Gus Van Sant’s ‘Restless’ is something of a mess, wallowing in deep-seated grief, masquerading as teenage optimism, cloaked in visual lyricism. Call it “MMMdeath,” as Hanson might sing.
Directed by Van Sant from an original script by Jason Lew, ‘Restless’ stars Henry Hopper as Enoch Brae, a loner who attends memorial services for people he doesn’t know. (Shades, there, of the support group addiction from ‘Fight Club’). Enoch lost his parents within the past two or three years and now lives with his aunt Mabel (Jane Adams). He doesn’t attend school, appears to be dealing with serious depression, and has an invisible friend / ghost named Hiroshi (Ryo Kase), a Japanese soldier who died during World War II.
Enoch crosses paths with Annabel Cotton (Mia Wasikowska), a cheerful girl who also attends a lot of funerals. She says she’s a volunteer at the cancer ward of a local hospital, but she is, in reality, a patient herself, and her prognosis is terminal.
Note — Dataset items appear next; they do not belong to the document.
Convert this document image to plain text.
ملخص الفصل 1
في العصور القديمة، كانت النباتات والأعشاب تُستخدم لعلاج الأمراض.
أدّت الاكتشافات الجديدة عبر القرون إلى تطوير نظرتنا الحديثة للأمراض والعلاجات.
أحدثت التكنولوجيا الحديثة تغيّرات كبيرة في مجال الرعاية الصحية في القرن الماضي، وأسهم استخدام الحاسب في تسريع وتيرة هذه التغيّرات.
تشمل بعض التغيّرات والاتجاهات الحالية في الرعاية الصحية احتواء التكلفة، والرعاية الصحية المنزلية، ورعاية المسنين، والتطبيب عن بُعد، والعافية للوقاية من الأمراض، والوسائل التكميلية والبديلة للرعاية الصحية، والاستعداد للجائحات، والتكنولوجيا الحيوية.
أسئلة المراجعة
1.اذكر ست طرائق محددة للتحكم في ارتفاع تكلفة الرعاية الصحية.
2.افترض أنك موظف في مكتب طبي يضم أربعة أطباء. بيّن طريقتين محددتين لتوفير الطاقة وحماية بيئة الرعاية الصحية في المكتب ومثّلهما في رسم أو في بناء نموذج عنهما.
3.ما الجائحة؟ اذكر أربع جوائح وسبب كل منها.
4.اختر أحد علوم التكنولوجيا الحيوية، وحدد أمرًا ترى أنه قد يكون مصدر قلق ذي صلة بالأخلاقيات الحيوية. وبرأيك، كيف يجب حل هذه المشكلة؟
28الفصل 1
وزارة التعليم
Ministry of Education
She lives with her loving older sister Elizabeth (Schuyler Fisk) and her alcoholic mother Rachel (Lusia Strus).
The perpetually sunny Annie latches onto Enoch, first as a morbid fellow traveler, and then as something more, their shared outlook on life and death providing the basis for a close friendship that blossoms into romance. Other than the spectre of death that hovers above Annie, their romance is much like any other teenage love affair: languid days and nights of flirtatious talk and playful intimacy.
As much as the movie resists the idea that one must bow before impending death, it also embraces the more precious aspects of adolescent immaturity. There is a fine, thin line, after all, between a positive viewpoint and a willful ignorance of mortality, and ‘Restless’ spends a disproportionate amount of time in the “let’s not talk about death as though it’s real” camp before veering wildly back into angry reality at the injustice of dying young. The deck is stacked because Annie is such a pretty girl, and the less seemly details of a fatal disease are kept carefully off-screen, the better to perpetuate the fantasy of dying young and leaving behind a good-looking corpse. Little attention is paid to Elizabeth, who must carry the burden of providing for her mother and sister financially, physically, and emotionally; she remains very much a supporting player, someone to facilitate a fragile waif who courageously spits in the eye of death. Or so the film would have it.
Wispy and poetic as only a teen dreamer can imagine, ‘Restless’ wafts across the screen, the images tumbling one upon the other like a gentle stream cascading over a small waterfall into a tiny pond. It’s pleasant and witty, and kept my attention while it played, until I walked out of the theater and the memory of the film melted into a beautiful afternoon.
‘Restless’ is now playing at the Angelika Dallas and Angelika Plano.